We needed the opportunity to rest a while in such a beautiful place. Heading down there had been my wife’s suggestion, after an emotionally disabling visit to the accursed storage unit to retrieve her wool skirts and winter pants, neither of which we could locate in the jumble of dusty boxes where we thought she’d stored them. This was preceded by an almost equally disastrous lunch at our favorite northside cafe in Taos. Instead of the usual excellent fare and friendly service in comforting, funky surroundings, the place felt oddly off. A waitress I’d never seen before brought me the wrong cheeseburger, which I didn’t realize until I’d eaten most of it, and the meat was obviously old. At the next table, a darkly tanned mother tapped away at her phone while her two large teenaged sons wrestled loudly and aggressively as they waited for their food. She paid them no mind whatsoever.

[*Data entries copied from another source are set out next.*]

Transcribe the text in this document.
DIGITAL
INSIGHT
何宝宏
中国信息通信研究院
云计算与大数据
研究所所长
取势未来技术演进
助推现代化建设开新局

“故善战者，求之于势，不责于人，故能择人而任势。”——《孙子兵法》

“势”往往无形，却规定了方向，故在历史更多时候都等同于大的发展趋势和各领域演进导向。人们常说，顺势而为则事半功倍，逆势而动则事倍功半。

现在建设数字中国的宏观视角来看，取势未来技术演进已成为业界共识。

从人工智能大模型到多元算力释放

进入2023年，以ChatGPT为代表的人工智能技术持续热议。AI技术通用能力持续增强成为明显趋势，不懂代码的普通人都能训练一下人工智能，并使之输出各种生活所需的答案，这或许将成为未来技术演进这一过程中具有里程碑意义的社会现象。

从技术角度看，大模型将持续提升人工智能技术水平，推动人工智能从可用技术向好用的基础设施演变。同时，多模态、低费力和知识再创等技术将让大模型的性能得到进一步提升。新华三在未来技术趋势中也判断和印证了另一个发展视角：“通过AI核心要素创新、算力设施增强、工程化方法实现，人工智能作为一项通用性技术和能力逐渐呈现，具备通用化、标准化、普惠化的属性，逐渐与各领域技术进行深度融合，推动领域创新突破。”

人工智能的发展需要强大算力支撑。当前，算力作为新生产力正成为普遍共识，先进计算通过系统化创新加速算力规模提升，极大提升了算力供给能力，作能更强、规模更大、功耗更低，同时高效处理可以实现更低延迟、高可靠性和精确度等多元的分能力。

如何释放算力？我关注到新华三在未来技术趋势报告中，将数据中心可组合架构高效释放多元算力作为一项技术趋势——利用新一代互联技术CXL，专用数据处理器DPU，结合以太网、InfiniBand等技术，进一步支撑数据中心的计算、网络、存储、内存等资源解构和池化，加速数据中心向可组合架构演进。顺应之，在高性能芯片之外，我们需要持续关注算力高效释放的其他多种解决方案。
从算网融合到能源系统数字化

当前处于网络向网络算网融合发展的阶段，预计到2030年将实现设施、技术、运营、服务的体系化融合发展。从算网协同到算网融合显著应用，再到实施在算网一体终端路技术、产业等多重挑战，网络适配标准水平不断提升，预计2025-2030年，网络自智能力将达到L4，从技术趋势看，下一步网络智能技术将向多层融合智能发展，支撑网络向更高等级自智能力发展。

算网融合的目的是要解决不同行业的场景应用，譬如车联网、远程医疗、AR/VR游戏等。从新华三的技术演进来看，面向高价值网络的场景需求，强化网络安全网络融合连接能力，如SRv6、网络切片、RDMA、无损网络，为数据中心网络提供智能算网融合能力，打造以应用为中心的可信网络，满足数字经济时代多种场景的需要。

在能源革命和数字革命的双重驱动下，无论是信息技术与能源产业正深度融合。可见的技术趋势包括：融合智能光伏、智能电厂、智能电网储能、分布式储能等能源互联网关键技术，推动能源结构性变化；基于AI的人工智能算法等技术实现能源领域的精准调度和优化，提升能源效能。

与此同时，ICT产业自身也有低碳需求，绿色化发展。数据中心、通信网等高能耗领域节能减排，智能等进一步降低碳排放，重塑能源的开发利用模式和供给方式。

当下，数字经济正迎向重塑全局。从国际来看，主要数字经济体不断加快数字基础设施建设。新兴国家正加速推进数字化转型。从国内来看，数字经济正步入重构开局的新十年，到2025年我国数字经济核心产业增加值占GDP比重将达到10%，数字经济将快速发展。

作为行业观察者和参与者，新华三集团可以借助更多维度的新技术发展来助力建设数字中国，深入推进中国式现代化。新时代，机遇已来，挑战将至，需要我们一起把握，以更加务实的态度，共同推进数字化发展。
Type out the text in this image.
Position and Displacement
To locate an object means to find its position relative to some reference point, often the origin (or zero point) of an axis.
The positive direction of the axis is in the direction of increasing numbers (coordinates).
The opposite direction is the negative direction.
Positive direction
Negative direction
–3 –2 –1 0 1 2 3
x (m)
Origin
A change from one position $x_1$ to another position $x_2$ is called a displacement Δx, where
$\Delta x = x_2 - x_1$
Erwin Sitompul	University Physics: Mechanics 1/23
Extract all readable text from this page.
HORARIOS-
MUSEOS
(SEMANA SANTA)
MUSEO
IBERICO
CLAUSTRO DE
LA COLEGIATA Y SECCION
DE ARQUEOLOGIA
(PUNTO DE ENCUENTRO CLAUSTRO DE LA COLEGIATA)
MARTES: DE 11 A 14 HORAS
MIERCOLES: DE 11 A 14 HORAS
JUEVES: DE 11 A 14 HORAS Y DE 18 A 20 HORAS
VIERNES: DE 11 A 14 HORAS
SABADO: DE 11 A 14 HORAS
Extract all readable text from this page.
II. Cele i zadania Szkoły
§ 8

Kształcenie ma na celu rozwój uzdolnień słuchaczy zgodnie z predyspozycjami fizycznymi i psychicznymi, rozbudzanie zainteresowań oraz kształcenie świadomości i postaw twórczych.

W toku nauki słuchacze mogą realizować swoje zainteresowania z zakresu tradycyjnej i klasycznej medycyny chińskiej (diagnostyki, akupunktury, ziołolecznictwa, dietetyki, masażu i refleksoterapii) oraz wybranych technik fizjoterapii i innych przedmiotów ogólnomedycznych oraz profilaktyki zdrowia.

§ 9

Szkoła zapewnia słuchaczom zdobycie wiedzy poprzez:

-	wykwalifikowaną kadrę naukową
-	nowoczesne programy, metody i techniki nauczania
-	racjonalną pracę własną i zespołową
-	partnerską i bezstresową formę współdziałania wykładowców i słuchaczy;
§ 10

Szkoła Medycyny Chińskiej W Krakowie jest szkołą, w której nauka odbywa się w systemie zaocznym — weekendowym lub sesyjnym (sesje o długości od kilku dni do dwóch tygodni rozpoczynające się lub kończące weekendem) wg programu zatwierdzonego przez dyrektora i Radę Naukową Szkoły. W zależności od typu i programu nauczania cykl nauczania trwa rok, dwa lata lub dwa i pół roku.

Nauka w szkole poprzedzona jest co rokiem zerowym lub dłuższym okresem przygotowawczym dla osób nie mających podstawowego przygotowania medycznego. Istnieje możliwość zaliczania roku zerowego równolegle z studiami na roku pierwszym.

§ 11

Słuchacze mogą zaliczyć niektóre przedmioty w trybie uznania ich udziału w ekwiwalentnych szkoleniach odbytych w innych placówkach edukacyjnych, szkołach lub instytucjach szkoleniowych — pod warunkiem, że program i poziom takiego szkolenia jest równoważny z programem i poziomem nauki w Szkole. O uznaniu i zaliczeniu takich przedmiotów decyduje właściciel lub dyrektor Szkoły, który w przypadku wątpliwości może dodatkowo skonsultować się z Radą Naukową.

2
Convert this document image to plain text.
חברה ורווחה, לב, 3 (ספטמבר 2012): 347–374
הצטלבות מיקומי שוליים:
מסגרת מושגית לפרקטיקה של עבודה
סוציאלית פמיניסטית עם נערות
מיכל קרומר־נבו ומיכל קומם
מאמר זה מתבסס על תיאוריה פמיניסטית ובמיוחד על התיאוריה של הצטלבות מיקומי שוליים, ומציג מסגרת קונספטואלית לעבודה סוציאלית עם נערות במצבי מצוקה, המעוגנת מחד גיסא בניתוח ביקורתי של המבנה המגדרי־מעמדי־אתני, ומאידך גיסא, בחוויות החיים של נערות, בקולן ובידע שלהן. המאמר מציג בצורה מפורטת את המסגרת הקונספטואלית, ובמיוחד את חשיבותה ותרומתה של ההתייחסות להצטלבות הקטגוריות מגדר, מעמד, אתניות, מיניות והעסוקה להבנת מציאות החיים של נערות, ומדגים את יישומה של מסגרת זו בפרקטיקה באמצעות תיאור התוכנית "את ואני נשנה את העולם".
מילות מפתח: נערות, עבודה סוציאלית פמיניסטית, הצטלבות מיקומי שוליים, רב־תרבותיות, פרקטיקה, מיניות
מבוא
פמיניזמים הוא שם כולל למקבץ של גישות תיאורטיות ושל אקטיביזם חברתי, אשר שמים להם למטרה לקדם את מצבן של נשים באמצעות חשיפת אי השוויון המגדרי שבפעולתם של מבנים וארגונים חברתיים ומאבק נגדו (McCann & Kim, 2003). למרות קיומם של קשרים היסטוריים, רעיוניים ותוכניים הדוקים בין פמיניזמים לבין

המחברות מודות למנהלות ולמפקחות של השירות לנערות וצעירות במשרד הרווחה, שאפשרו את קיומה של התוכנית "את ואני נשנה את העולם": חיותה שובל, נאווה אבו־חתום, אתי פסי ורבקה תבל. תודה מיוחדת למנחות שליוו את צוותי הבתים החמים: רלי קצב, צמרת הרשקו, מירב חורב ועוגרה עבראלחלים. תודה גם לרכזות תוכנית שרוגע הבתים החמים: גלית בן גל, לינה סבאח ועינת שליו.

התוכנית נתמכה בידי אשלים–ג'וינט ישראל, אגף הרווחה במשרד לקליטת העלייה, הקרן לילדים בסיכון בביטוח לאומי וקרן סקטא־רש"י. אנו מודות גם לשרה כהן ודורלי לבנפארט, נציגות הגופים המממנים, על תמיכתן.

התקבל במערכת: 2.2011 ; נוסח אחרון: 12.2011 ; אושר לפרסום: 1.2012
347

I recognized the kind of hands-off parenting one sometimes sees in “hip” communities and tried to avert my eyes. It reminded me of one of the first times we’d gone out to eat in Taos seventeen years ago. In that instance, the customers were sitting outside at tables shaded by large umbrellas. A family seated near us watched impassively while their little girl, barely old enough to walk, crawled underneath our table, then rocked back on her diapered butt and sat there eating gravel. “It’s good for her,” I heard one of them say.
As we drove home down the Paseo through the middle of town, I reflected on the signs. It was hard to say if anything had improved in Taos itself since we arrived at the end of the last millennium. Our favorite eating places had declined or disappeared. Tourists still swarmed the sidewalks past the same old galleries, but the newsstand on the plaza was long gone. Houses cost twice as much, traffic was worse, and we could barely afford to go to a concert. There were more rich retirees than ever, driving spotless SUVs from one event to another like Chicago in the Sangres, while badly tattooed locals drifted in and out of Walmart talking on cheap phones.
All of this was true, and yet it didn’t matter in the short run. The mountains were still there and we had no more cushion left—our turn had to come right here and now.